Demand for LNG carriers to be used for floating storage may exceed expected seasonal levels in the coming months as onshore receiving terminals fill up and gas prices remain low.

Shipowners and brokers are highlighting the potential for vessels to be used as floating storage, as LNG supply continues to pour into a flooded market.

But while this will likely buoy current strong vessel utilisation, there are questions being raised as to whether it will translate into a corresponding rise in charter rates.

There are also concerns that low gas prices and the cost of freight may force cargo cancellations and production shut-ins, which will reduce shipping demand.

Fourth-quarter fixture

Floating storage for LNG has become an increasingly common fourth-quarter market phenomenon in the past few years, and has been growing with expanding trade volumes.

In October 2019 and in November 2018, there were more than 30 ships sitting idle with cargoes deemed floating storage, according to Fearnleys.

The numbers usually fall away in the first quarter, on the back of winter demand.

But this February, there were at least 25 ships that could be defined as being used for floating storage, with the numbers coming on the back of disruption to imports caused by the coronavirus outbreak and lower Asian demand due to a mild winter.

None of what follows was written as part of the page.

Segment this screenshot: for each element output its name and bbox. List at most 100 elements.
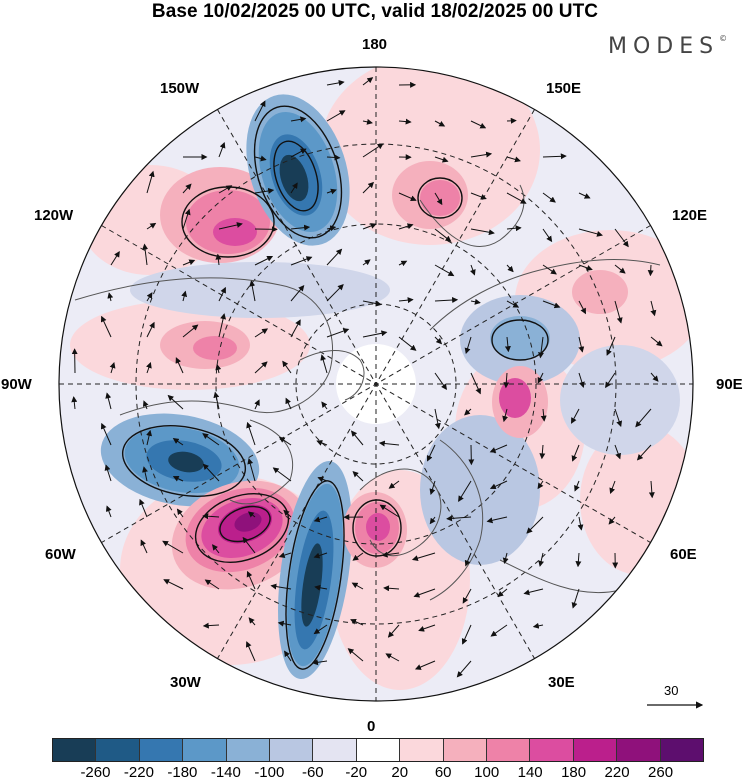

LNG floating storage — this can include ships idling or with no destination — gradually fell in March, but it has remained relatively high compared with that seen in the same month in previous years.

Affinity (Shipping) reported 14 vessels being used for storage at the start of this month, but indicated it could rise higher.

Invisible force

Several brokers highlighted a planned three-week shutdown of ports in India, Pakistan and Bangladesh as the most recent market disruption for LNG cargoes, although there have been mixed messages as to how effective the closures will be.

Annual maintenance — which is normally carried out in the second quarter — at LNG production plants is also being delayed due to issues relating to the outbreak, sending more supply onto the market.

Europe has been absorbing much of the excess, a record breaking 33m tonnes of LNG in March — up 10% year on year.

But broker and consultant Poten & Partners has warned that European LNG storage could be full by the middle of the year.

Market volatility

Kristen Holmquist, Poten's manager for short-term forecasting, said the LNG charter market remains “incredibly volatile”. She said LNG floating storage is expected to rise, sending charter rates higher, if cargoes continue to flood into the market.

But, she added, the situation could quickly reverse if producers decide to cancel cargoes or shut-in production.

Another LNG analyst said the market might see an episode of “defensive floating storage” of LNG in the coming months.

But he warned prevailing low gas prices are acting as an “invisible force” and that any attempt to raise charter rates on the back of a tightening shipping market will likely fail, as it will only make producers' decisions on supply cuts simpler.

Poten has forecast the market could see an excess of 19m tonnes of LNG this year on the demand fallout from the Covid-19 pandemic.